WHEATLAND--Jack Gilbert, according to this story, stood between his walnut trees with outstretched arms, trying to catch spray from the crop-duster swooping overhead. Normally, it is not a good idea to stand beneath a working agricultural plane. But it was perfectly safe in this case, because out of nozzles under the wings came not chemical pesticides, but eggs bearing bugs. Very tiny bugs. Good bugs.
Like the pesticides they're replacing, these good bugs will, the story says, kill pesky bugs. The hope is that they will save walnut farmers money and save a walnut eater from the distasteful experience of opening a wormy nut.
Farmers have been deploying beneficial insects for years, but only now is it becoming feasible to use them on a grand scale. This summer, walnut growers from Tehama to Tulare counties have contributed 12 plots for a test project in aerially dispatching a parasitic wasp against a pest called codlingmoth.
When Gilbert, the orchard owner, tried to catch an egg for curiosity's sake, it took several passes of the crop-duster before what looked like a speck of black dust landed in his palm. Though you could hardly see them, pilot Russ Stockerhad distributed 3 million eggs onto 15 of Gilbert's acres. Using a single-seat Cessna Ag-Wagon, the job took all of 10 minutes.
Before Stocker worked out a method to drop bugs by air, local growers and researchers who wanted to try this wasp had to hand-staple cards of eggs to the tree leaves.
Sprayed from above, the eggs stick to the leaves in a solution of guar gum, a common thickener found in foods such as ice cream. Adult wasps lay their eggs in the eggs of codling moth. The moth larva is the proverbial worm in the apple. Besides apples, codling moth larvae also feast on walnuts. The wormy bugs bore into the husks, gobble the meat and leave droppings behind.
By making the codling moth egg a nursery for its own young, the parasitic
wasp effectively kills the pest before it hatches as a destructive worm.

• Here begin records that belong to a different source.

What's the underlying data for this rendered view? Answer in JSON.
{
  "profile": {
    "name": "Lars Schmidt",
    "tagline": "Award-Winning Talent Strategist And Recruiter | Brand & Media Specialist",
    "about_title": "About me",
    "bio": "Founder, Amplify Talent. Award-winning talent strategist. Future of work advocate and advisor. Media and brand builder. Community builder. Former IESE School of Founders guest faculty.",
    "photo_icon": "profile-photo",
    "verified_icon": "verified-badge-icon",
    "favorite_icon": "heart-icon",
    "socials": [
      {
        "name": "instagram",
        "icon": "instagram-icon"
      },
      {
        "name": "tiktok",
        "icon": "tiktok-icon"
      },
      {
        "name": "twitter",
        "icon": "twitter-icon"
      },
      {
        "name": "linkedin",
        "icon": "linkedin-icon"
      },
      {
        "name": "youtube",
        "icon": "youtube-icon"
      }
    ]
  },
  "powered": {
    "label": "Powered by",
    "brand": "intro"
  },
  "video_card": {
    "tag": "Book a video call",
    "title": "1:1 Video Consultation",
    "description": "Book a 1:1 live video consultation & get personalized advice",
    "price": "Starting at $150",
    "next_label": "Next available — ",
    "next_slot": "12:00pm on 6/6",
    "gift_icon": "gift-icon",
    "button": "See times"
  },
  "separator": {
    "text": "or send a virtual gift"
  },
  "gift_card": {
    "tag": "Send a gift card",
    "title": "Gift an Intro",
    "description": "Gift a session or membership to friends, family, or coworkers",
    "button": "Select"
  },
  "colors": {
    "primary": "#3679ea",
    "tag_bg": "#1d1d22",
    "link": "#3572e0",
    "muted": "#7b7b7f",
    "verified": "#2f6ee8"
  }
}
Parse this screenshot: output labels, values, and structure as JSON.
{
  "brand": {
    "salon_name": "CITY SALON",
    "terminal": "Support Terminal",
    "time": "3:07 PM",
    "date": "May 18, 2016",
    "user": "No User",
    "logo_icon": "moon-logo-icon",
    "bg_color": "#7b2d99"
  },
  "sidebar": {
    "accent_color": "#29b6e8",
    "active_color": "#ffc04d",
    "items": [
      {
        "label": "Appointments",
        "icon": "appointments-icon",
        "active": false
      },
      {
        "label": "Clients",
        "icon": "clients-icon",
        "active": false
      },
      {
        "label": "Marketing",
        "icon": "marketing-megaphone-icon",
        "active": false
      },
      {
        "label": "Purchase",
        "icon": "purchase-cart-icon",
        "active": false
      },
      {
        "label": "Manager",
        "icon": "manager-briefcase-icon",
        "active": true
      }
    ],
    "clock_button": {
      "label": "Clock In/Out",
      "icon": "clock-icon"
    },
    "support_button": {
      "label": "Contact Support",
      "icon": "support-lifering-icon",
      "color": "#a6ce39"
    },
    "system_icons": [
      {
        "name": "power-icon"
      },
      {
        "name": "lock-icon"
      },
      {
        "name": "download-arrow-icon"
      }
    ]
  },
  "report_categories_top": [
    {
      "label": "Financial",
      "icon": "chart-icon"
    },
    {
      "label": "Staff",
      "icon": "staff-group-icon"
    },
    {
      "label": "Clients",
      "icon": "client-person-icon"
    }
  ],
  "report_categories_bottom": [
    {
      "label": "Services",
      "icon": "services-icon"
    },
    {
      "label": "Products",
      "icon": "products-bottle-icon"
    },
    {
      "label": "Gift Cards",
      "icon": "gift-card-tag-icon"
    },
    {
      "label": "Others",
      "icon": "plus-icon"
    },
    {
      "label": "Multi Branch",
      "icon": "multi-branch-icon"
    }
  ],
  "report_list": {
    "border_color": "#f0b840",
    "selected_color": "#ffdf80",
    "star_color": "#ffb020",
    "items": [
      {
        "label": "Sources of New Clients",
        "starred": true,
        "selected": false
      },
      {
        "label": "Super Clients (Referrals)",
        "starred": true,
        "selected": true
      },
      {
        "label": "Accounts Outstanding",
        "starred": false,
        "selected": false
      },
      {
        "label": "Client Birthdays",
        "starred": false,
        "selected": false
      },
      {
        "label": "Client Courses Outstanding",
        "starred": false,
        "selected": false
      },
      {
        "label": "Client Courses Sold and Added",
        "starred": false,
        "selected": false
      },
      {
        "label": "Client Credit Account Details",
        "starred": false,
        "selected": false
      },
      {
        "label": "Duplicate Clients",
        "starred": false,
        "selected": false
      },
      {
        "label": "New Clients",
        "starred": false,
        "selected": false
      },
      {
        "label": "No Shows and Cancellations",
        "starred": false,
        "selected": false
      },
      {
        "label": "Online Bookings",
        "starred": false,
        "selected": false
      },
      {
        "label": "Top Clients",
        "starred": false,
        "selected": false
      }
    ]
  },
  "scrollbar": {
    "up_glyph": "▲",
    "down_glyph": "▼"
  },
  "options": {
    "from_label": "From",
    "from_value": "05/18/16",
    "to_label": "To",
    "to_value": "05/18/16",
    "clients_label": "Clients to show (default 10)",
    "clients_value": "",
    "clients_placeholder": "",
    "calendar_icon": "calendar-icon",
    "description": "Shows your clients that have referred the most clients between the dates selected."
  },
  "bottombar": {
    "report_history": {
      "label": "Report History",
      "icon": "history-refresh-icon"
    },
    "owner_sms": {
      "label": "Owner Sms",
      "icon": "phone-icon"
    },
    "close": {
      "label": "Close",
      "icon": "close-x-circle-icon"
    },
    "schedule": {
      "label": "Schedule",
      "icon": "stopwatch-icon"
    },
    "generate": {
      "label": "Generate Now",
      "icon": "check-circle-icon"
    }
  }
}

What Stocker rains onto the walnut trees are the eggs of grain moths that
were parasitized by wasps in an insect factory in Canada. After spraying,
the wasps emerge to produce their own young, attacking codling moth eggs
to do so.
Scientists and agricultural engineers have been working for years on ways of distributing beneficial insects en masse. It's not common to find commercial crop-dusters taking a crack at it, and so far the wasp egg spraying is only being tested on walnuts.
Carolyn Pickel,an integrated pest management adviser for the University
of California Cooperative Extension in Yuba City and a consultant on the
project was quoted as saying, "What happens in research is, people develop
it to a certain level, and it never gets out. If it hadn't been for Russ,
we wouldn't have had this (aerial) system."